Holmes’ statements are not backed up by assessments of the peace process carried out by the national government, independent monitoring organizations and the United Nations.

Terrorists in the US and Canada

Both the United States and Canada continue to list the FARC as as foreign terrorist organization.

When commenting on the EU’s decision last week, Colombia’s High Commissioner for Peace Rodrigo Rivera said he thinks the EU’s move will “be a consequential process that will lead to similar developments” in other countries.

The new FARC political party foreign relations representative, Rodrigo Granda, has said that “Canada is ready to remove us” as well, although it’s not clear what steps remain before Canada will announce the decision.

In a 2016 interview with the Associated Press, President Santos said he would like the US to remove the FARC from its Foreign Terrorist Organization database once the peace deal was signed.

At the time, Bernard Aronson, the US Special Envoy to the peace talks with the FARC under the administration of Barack Obama, said the US would remove the group from its terrorist list once they “disarm, end their criminal activities and stop forming a risk for US interests.”

“When this happens, a revision process will begin to determine if the conditions [that justify a group’s designation as terrorist] no longer exist and they can be removed,” Aronson explained.

The FARC’s continued designation as a Foreign Terrorist Organization has complicated US aid for the peace process.

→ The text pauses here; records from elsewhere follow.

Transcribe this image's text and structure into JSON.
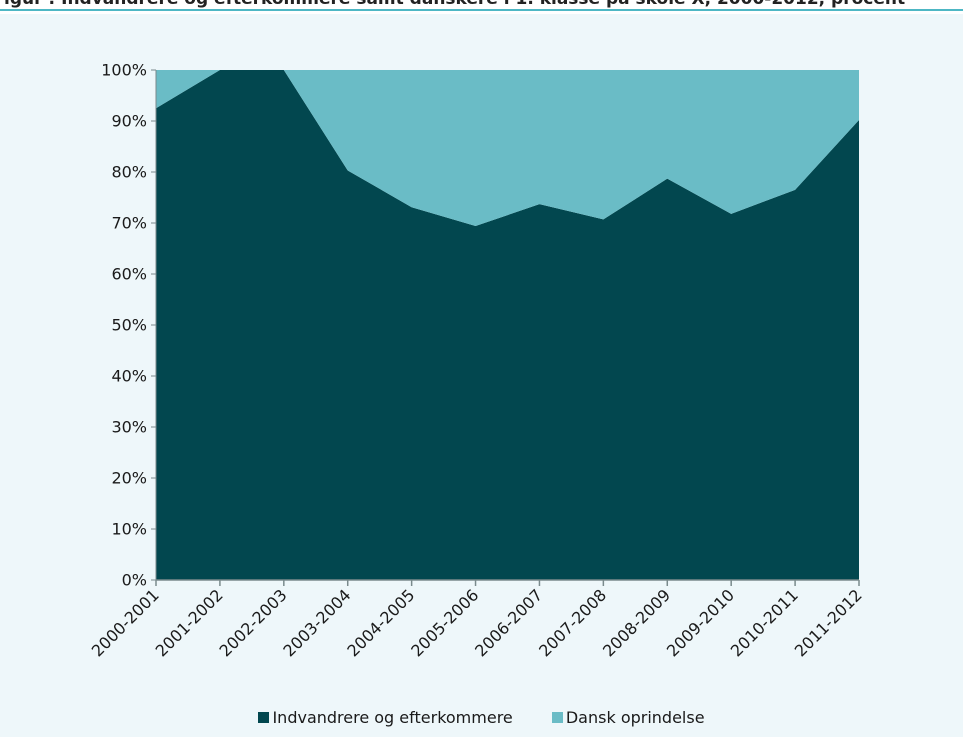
{
  "header": {
    "title": "igur : Indvandrere og efterkommere samt danskere i 1. klasse på skole X, 2000-2012, procent"
  },
  "colors": {
    "rule": "#4db7c4",
    "background": "#eef7fa",
    "series_dark": "#02474f",
    "series_light": "#6abcc6",
    "axis": "#7a8a8c"
  },
  "chart_data": {
    "type": "area",
    "stacked": true,
    "title": "",
    "xlabel": "",
    "ylabel": "",
    "ylim": [
      0,
      100
    ],
    "yticks": [
      "0%",
      "10%",
      "20%",
      "30%",
      "40%",
      "50%",
      "60%",
      "70%",
      "80%",
      "90%",
      "100%"
    ],
    "categories": [
      "2000-2001",
      "2001-2002",
      "2002-2003",
      "2003-2004",
      "2004-2005",
      "2005-2006",
      "2006-2007",
      "2007-2008",
      "2008-2009",
      "2009-2010",
      "2010-2011",
      "2011-2012"
    ],
    "series": [
      {
        "name": "Indvandrere og efterkommere",
        "color": "#02474f",
        "values": [
          92.5,
          100,
          100,
          80.3,
          73.1,
          69.4,
          73.7,
          70.7,
          78.7,
          71.8,
          76.5,
          90.2
        ]
      },
      {
        "name": "Dansk oprindelse",
        "color": "#6abcc6",
        "values": [
          7.5,
          0,
          0,
          19.7,
          26.9,
          30.6,
          26.3,
          29.3,
          21.3,
          28.2,
          23.5,
          9.8
        ]
      }
    ],
    "grid": false,
    "legend_position": "bottom"
  }
}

Colombia’s peace process lacks major funding: government report


In rural portions of the country, the Colombian government is embarking on an ambitious program to help farmers replace illicit crops like coca, the base ingredient for cocaine.

The FARC is required to participate in the program as part of the peace agreement, but because of the US’ designation of the political party as a terrorist organization, the US is limited in providing support for the program it arguably cares the most about.

The US put the FARC on its terror list in 1997, after the group began using terrorist tactics as part of their strategy to overthrow the government while becoming a major player in the illicit drug trade to the US.